Returns from short-term Government of Canada bonds and credit are rising due to the easing of interest rates by the Bank of Canada last month, according to a new report from FTSE Russell.
It noted while Canadian government bonds across all maturities rallied, the gains didn’t erase overall losses in the second quarter, except for short-term government bonds.

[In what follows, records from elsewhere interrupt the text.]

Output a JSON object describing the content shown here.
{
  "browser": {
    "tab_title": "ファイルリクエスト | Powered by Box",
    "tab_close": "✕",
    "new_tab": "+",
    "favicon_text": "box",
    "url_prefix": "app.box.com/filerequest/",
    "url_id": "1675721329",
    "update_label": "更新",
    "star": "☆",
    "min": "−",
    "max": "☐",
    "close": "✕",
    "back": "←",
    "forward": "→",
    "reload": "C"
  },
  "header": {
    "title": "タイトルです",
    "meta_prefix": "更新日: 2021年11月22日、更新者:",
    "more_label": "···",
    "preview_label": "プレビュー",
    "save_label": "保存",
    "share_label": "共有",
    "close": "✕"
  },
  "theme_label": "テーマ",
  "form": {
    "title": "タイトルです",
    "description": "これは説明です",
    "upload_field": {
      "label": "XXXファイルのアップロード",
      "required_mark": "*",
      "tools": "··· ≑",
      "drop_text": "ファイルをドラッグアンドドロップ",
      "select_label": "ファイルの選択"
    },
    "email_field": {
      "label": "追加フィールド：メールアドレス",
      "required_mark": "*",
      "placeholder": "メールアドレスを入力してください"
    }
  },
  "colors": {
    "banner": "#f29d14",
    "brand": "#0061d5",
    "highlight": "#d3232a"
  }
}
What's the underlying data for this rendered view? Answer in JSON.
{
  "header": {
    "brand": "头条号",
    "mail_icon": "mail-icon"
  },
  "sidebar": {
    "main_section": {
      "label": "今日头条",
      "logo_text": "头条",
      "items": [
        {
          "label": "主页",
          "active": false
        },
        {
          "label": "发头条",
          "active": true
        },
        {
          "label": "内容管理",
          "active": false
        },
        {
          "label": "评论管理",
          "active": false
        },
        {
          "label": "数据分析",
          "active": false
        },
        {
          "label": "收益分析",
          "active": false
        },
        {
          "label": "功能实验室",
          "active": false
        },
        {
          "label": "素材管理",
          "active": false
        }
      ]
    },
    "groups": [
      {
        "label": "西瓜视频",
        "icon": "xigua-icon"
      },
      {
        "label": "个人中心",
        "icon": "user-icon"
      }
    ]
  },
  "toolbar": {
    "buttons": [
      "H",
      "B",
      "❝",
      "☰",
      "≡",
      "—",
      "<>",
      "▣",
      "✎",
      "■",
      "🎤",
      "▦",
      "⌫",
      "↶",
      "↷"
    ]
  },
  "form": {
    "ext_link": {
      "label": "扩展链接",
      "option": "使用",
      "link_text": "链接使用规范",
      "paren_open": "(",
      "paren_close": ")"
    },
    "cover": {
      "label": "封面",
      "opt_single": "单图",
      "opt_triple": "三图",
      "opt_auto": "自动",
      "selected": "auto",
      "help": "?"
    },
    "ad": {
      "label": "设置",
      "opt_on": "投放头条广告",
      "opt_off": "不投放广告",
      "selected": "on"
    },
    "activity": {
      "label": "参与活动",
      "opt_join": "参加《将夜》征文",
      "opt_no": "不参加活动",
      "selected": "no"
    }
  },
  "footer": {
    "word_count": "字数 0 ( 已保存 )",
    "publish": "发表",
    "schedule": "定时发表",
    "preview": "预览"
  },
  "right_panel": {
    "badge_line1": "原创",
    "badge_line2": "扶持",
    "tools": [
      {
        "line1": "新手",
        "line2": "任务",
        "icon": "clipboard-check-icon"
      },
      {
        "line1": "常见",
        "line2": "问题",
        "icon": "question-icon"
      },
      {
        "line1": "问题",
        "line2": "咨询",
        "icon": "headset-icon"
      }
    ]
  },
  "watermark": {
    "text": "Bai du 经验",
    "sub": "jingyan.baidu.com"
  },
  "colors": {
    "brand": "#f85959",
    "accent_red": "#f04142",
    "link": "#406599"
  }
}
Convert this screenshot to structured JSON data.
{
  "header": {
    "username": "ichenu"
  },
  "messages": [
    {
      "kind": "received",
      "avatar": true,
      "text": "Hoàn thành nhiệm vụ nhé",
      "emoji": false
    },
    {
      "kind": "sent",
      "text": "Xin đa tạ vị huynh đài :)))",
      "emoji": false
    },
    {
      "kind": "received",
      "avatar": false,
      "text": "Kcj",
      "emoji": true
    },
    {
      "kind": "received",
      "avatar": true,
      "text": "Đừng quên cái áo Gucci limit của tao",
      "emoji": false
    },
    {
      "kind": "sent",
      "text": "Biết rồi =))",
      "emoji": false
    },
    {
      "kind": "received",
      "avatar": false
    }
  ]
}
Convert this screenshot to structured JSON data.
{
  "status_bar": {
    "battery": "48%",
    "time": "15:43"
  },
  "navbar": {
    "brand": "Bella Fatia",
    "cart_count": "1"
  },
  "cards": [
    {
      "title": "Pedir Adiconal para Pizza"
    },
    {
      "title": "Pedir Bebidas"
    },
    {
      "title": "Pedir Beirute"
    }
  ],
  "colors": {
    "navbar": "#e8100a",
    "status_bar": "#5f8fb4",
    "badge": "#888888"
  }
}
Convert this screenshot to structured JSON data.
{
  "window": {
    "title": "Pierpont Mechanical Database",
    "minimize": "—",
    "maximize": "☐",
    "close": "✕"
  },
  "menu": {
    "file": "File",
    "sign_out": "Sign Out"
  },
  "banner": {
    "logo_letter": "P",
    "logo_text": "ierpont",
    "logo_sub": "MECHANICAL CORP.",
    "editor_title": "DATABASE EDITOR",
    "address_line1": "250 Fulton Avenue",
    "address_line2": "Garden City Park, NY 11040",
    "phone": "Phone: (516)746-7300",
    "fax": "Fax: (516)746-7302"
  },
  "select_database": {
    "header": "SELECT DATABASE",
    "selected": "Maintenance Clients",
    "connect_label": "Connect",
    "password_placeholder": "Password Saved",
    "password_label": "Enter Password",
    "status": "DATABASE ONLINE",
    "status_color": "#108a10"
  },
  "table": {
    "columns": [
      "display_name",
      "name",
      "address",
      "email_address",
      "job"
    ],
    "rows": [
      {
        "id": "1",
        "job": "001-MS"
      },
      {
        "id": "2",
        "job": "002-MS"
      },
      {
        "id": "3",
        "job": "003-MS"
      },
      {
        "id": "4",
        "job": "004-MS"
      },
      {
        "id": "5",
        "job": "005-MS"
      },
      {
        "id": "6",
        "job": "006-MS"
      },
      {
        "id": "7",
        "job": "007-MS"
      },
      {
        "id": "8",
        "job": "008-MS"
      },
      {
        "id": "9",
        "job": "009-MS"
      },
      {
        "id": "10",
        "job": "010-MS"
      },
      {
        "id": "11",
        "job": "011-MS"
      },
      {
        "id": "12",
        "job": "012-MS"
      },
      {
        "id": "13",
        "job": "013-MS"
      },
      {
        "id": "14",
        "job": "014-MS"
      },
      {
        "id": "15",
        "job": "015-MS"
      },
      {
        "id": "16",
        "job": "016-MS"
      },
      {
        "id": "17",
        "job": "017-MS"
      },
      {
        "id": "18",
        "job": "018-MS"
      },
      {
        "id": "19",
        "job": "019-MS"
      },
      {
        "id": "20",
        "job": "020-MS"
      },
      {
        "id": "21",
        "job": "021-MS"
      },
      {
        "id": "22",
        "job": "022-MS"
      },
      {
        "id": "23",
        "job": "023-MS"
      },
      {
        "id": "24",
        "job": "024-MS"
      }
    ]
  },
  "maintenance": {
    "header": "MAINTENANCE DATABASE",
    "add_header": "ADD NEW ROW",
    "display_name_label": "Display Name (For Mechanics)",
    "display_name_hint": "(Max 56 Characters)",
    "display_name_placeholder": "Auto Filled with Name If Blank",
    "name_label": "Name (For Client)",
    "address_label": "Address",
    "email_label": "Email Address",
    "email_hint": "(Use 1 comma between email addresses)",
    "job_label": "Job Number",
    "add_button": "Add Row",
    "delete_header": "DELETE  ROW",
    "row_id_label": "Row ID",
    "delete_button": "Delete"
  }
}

Although high-yield credit has outperformed since January, relative valuations currently seem stretched, said the report, noting high-yield Canadian corporates rose 12 per cent over the last 12 months.
Read: Canadian fixed income outperforms amid improving interest rate landscape: report
While the Bank of Canada reduced its target interest rate — dropping it by 0.25 per cent to 4.75 per cent in June — in advance of any easing of policy by the U.S. Federal Reserve, the report found there has been no change in the U.S., noting there’s little urgency for the Fed to move since the economy isn’t recessionary and service sector inflation remains above five per cent.
It also noted the benefit of the interest rate cut will likely be short-lived, since inflation rose 0.2 per cent to 2.9 per cent in May after five consecutive months of declines and even falling below the target two per cent line.
Despite weak forecasts for growth in the Canadian economy, there’s no active concern about a recession, the report said. Canada’s gross domestic product grew 0.4 per cent in the first quarter of the year and is expected to grow overall by 0.2 per cent in 2024 and 1.8 per cent in 2025. Unemployment rose to 6.2 per cent in May, which could help take some pressure off wage inflation since weekly average earnings fell to 3.7 per cent in April, from 4.1 per cent in March.